The story goes on. Justin Moyer wrote a piece in the Washington Post about Witches being upset over the media and the Pensacola Sheriff David Morgan’s use of the words “ritual”, “witchcraft”, and “Wicca” in the press conference concerning the murders. The press further went on to use words like “satanic” and this helped stir the cauldron of contention.

This subject is an example of a huge distance between one group and another, which seems almost impossible to bridge. Misinformation helps create this gap, but biases about the issues of faith also create the tensions. This is what Burning Religion is about: learning to navigate the spaces in between competing positions. So, this is a moment of teaching, which allows us to break stereotypes, and discover truth. Hopefully, we can discover that Witches simply are regular people too.

  1. Witches are not satanists. Satan or Lucifer is not a part of most Pagan deity systems, it is a construct or being found in Judaism and Christianity. Thus, Witches see satanism as an inversion on Christianity. Yet, the First Church of Satan started by Anton LaVey is an atheist organization, Satan is a metaphorical symbol for self in that satanist’s system. So, real accuracy would identify most (not all) satanists as atheists – neither witches nor Christians.
  2. Wicca is a subcategory of witchcraft, and their faith system has laws of ethics, which include the Wiccan Rede, “an it harm none, do what thou wilt.” Something like murder is contrary to this value. A Wiccan practitioner can not murder in this way and be said to be practicing their craft.
  3. Witches really are regular people. They are soccer moms, waiters and waitresses, and bank tellers. They are both men and women, because the term “witch” is generally used for both sexes.

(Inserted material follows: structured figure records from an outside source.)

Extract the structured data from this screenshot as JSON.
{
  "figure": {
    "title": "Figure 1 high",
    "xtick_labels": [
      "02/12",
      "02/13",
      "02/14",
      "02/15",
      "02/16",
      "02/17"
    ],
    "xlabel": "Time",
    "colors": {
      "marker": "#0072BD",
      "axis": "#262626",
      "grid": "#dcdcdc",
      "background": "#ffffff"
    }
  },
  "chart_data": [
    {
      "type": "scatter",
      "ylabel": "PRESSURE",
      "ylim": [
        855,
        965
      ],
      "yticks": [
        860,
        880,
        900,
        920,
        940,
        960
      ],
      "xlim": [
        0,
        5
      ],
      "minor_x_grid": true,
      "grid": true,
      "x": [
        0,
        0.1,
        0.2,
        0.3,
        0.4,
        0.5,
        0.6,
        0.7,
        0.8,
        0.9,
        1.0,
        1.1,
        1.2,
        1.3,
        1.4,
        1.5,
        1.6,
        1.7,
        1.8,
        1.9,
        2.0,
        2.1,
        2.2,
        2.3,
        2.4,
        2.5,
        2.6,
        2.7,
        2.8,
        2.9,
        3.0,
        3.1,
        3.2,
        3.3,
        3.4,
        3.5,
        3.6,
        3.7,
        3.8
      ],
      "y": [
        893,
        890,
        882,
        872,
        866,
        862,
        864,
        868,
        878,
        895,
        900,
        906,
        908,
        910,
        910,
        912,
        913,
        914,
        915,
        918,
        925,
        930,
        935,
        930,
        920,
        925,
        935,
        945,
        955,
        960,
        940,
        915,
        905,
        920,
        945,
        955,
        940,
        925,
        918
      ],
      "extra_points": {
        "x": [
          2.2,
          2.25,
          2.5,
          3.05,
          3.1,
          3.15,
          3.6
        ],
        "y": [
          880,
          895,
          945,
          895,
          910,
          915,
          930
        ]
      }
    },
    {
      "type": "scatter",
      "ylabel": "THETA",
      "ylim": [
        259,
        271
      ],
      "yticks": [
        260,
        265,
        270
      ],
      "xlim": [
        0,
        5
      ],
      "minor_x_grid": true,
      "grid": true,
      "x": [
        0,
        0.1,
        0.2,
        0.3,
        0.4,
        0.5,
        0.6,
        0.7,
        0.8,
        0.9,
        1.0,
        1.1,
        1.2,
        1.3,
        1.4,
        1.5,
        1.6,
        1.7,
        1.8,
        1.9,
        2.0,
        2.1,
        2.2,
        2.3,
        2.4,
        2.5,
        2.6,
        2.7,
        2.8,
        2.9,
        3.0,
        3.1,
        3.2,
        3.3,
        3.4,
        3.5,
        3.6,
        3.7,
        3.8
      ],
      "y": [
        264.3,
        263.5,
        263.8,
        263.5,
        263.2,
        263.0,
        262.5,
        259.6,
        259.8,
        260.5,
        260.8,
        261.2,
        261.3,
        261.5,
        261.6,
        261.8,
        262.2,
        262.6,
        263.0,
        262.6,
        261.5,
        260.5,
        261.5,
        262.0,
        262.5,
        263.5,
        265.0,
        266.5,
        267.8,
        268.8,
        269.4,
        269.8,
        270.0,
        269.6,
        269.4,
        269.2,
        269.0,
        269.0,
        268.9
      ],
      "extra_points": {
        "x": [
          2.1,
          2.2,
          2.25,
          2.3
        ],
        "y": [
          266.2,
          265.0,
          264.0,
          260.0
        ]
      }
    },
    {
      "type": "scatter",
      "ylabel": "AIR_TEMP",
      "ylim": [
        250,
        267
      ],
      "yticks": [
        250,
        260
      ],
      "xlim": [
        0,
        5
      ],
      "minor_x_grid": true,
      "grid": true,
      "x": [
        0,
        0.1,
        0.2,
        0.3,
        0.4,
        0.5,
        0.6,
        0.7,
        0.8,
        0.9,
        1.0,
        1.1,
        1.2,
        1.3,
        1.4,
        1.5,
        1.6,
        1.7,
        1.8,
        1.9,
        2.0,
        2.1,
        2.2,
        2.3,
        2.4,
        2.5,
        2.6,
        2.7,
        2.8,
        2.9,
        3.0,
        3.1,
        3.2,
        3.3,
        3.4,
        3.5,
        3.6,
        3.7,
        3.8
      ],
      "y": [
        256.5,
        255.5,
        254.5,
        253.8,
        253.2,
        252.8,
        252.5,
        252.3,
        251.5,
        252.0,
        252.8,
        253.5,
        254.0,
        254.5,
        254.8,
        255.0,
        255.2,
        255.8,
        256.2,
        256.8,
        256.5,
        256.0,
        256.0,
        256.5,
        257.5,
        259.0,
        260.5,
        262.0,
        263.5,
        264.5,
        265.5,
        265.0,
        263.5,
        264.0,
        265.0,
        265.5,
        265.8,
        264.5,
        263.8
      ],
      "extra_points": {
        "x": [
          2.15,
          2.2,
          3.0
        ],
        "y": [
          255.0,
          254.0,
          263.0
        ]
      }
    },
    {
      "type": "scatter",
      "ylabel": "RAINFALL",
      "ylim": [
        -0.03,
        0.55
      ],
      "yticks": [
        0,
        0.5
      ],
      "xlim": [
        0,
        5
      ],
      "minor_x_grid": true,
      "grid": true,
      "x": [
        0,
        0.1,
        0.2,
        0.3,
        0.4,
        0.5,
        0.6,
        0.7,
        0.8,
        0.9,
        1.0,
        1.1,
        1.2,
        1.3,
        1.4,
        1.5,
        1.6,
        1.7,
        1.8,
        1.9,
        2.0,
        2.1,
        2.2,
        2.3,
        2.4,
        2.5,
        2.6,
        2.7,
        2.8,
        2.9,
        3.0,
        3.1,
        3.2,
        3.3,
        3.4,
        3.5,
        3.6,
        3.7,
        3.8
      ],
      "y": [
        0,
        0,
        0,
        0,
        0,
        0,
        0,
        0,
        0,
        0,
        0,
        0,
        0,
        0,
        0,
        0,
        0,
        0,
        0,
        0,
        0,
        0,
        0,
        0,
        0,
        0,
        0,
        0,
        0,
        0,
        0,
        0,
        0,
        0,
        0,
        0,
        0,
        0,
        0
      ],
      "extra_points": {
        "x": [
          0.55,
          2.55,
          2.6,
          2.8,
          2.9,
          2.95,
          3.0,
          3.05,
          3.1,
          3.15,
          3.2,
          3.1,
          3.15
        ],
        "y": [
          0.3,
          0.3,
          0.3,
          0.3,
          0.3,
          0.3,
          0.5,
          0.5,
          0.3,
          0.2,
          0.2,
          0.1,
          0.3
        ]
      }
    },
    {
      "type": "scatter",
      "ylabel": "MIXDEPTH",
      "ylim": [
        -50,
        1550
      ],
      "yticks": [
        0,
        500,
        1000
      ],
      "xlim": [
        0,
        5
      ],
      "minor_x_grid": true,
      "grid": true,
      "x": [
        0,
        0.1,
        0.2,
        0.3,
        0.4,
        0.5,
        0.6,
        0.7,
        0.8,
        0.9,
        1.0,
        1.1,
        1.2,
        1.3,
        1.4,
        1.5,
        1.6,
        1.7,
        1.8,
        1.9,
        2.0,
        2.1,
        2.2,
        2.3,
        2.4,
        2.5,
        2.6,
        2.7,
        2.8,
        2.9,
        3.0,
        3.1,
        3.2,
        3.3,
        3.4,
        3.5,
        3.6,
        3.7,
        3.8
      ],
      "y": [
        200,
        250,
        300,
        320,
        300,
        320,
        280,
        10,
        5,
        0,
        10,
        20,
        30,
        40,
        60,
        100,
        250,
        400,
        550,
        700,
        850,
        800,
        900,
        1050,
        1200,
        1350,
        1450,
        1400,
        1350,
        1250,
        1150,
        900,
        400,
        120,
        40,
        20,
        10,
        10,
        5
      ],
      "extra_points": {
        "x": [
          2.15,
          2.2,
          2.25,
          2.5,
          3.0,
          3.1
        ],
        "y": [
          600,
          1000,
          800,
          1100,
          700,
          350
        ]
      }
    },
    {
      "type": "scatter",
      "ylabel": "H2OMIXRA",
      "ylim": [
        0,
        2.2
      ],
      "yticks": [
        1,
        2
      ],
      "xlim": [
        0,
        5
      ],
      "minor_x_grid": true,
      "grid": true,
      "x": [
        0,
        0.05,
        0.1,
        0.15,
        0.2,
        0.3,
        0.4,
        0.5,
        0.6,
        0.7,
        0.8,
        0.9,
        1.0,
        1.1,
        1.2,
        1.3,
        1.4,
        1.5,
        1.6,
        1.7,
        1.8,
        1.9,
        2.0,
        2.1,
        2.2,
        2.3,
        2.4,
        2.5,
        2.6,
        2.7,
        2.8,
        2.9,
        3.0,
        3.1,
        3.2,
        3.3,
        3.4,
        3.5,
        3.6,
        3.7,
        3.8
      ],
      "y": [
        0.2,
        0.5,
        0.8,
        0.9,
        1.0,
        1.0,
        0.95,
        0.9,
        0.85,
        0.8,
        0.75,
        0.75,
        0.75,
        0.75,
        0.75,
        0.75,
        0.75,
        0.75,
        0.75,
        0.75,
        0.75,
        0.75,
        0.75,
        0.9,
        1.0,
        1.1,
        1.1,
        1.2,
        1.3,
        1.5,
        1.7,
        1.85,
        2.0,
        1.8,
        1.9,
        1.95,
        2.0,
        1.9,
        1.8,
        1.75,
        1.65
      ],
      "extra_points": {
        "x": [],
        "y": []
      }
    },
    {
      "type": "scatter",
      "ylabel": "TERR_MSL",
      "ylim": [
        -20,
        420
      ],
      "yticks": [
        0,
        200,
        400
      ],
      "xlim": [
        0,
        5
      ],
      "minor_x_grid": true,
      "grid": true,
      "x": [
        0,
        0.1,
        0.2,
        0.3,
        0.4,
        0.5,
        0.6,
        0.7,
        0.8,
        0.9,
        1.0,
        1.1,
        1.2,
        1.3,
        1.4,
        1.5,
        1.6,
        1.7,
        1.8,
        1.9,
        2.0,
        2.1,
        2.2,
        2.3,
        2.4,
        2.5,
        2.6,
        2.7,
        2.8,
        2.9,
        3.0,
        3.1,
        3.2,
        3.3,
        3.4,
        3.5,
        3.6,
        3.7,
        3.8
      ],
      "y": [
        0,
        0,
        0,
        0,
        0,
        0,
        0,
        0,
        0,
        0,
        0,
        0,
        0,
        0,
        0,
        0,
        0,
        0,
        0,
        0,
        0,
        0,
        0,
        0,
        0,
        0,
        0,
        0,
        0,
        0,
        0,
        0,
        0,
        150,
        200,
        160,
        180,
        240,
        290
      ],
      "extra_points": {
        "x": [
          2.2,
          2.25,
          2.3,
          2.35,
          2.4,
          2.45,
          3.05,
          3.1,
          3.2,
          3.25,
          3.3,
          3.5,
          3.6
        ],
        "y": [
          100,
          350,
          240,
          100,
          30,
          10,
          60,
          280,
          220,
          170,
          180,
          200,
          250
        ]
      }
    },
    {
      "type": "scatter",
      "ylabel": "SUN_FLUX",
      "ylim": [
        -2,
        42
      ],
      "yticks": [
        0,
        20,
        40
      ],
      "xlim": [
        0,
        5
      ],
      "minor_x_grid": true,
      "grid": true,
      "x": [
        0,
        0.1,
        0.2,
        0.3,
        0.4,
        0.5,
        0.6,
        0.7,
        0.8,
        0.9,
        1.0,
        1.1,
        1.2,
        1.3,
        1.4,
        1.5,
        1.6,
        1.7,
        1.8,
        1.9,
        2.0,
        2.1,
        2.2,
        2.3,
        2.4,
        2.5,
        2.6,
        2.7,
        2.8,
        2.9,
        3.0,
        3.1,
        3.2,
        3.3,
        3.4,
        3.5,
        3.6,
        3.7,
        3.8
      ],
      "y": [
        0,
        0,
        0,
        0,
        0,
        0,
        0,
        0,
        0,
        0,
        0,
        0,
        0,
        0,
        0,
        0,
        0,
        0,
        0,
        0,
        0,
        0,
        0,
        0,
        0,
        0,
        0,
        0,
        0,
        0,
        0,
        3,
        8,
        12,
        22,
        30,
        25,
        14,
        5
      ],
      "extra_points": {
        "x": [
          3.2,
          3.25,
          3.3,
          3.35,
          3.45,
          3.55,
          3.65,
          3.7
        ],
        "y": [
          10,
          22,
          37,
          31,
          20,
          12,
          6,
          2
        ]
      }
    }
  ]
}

You can read more about the piece in the Washington Post from this morning. I spoke with Justin for about 30 minutes on the subject early this morning and contributed to the information. Unfortunately, things like this can take attention away from the real tragedy of the loss of a family. In this case, even the surviving family members have had to address the issue, and state that this is not related to witchcraft.